Par cette image, le charisme cistercien s’enracine dans la parole biblique. Toutefois, l’immédiateté de la comparaison établie entre la Tradition cistercienne et le fleuve d’eau vive de l’Apocalypse peut questionner. L’image est enclose dans le cadre monastique. La contextualisation biblique affleure, néanmoins, et permet à celle-ci de ne pas s’y bloquer ou de s’y réduire. Là encore, nous voyons que le pouvoir de la métaphore n’est pas magique. Ses effets dépendent du rapport entretenu, par l’imaginaire collectif, avec la métaphore vive et la culture environnante. Notons d’ailleurs que le recours à l’image du fleuve correspond à l’objectif de la lettre : favoriser une bonne réception du texte. De plus, pour être en mesure d’apporter une juste appréciation, ces propos demanderaient à être resitués dans un ensemble textuel significatif. Ce qui n’est pas notre propos.
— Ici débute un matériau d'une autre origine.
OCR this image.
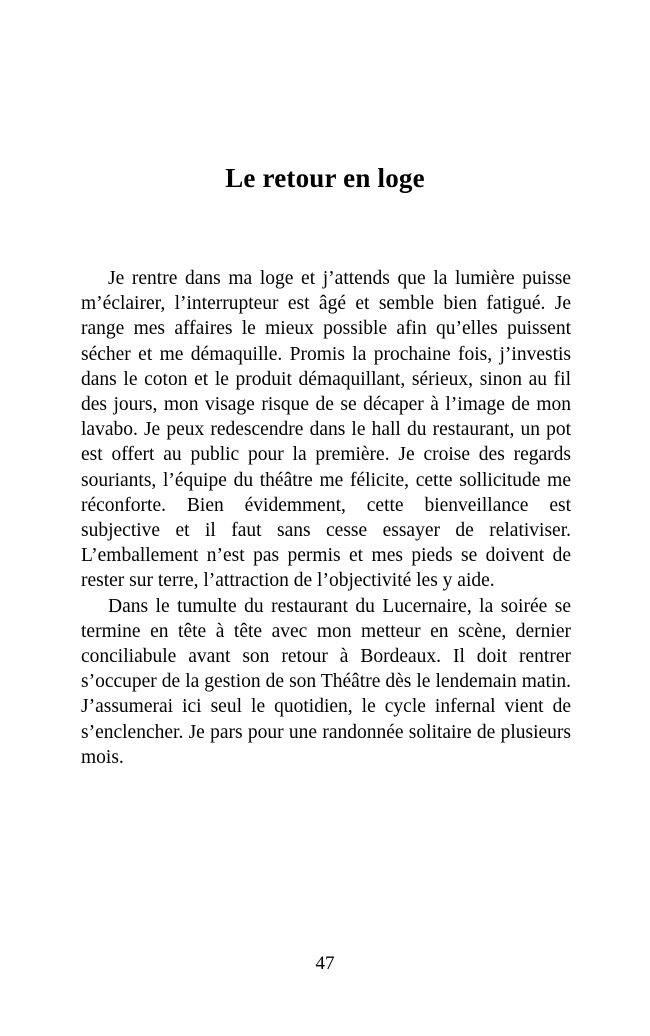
Le retour en loge

Je rentre dans ma loge et j’attends que la lumière puisse m’éclairer, l’interrupteur est âgé et semble bien fatigué. Je range mes affaires le mieux possible afin qu’elles puissent sécher et me démaquille. Promis la prochaine fois, j’investis dans le coton et le produit démaquillant, sérieux, sinon au fil des jours, mon visage risque de se décaper à l’image de mon lavabo. Je peux redescendre dans le hall du restaurant, un pot est offert au public pour la première. Je croise des regards souriants, l’équipe du théâtre me félicite, cette sollicitude me réconforte. Bien évidemment, cette bienveillance est subjective et il faut sans cesse essayer de relativiser. L’emballement n’est pas permis et mes pieds se doivent de rester sur terre, l’attraction de l’objectivité les y aide.

Dans le tumulte du restaurant du Lucernaire, la soirée se termine en tête à tête avec mon metteur en scène, dernier conciliabule avant son retour à Bordeaux. Il doit rentrer s’occuper de la gestion de son Théâtre dès le lendemain matin. J’assumerai ici seul le quotidien, le cycle infernal vient de s’enclencher. Je pars pour une randonnée solitaire de plusieurs mois.

47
Cet exemple illustre le fait que la culture ecclésiale véhicule ce symbole biblique quand ce dernier apparaît dans la dynamique de refondation de la Société du Sacré-Cœur. Voyons-en, maintenant, les effets sur l’éthique congrégationnelle.

Notes
801.

Lettre 23, 14.11.1976, ibid., p. 56.

802.

Lettre 26, 25 mai 1977, ibid., p.65.

803.

Société du Sacré-Cœur, Chapitre de 1976, Rome, p. 42.

804.

Cela, à en juger aussi par ces propos : "Dans le paysage simple, calme et serein, tant de fois contemplé par Sainte Madeleine-Sophie, j'ai mieux compris cette sérénité de qui vit dans la foi, et cette simplicité qu'elle a voulues pour notre spiritualité", ibid., p.64.

805.

ibid., p.65.

806.

Lettre 3, 25 mars 1980, ibid., p.95-96.

807.

"Je voudrais aussi vous demander dans cette lecture, dit C. Camacho, d'essayer d'entrer dans la dimension internationale de notre Congrégation qui veut exprimer sa mission dans les perspectives de l'Eglise universelle", ibid., p.96.

808.

Lettre 46, 4 mai 1982, ibid., p.116 à 118.

809.

Nous verrons, ci-après, qu'il s'agit d'être capables de recevoir la nouvelle visée éducative comme l'interprétation fidèle de celle du plan fondateur.

810.

C'est-à-dire, comme Sophie Barat aurait pu le faire elle-même, au contact des réalités.

811.

Nous avons scindé le paragraphe en trois parties de manière à en faire apparaître la force du contenu.

812.

Le passage de cette lettre semble avoir inspiré le texte "Le Monde des jeunes" du Chapitre général de 1988.

813.

Cette citation est prise dans le livre des Constitutions rédigé en 1815. Elle est comme le joyau de famille qui symbolise à lui seul l'identité d'une forme d'une vie évangélique.

814.

Apocalypse 21,2

815.

Isaïe, 55, 1.

816.

L'expression se trouve dans la lettre 13, du 1.07.1973 :"croire sans cesse davantage au pouvoir secret de notre vocation commune, redécouvrir avec une joie nouvelle le "trésor caché" de son Cœur", ibidem, p.31.

817.

Yvo Dujardin, Accueillir nos Constitutions, Collectianea Cisterciensia, n°48 (1986), p.28.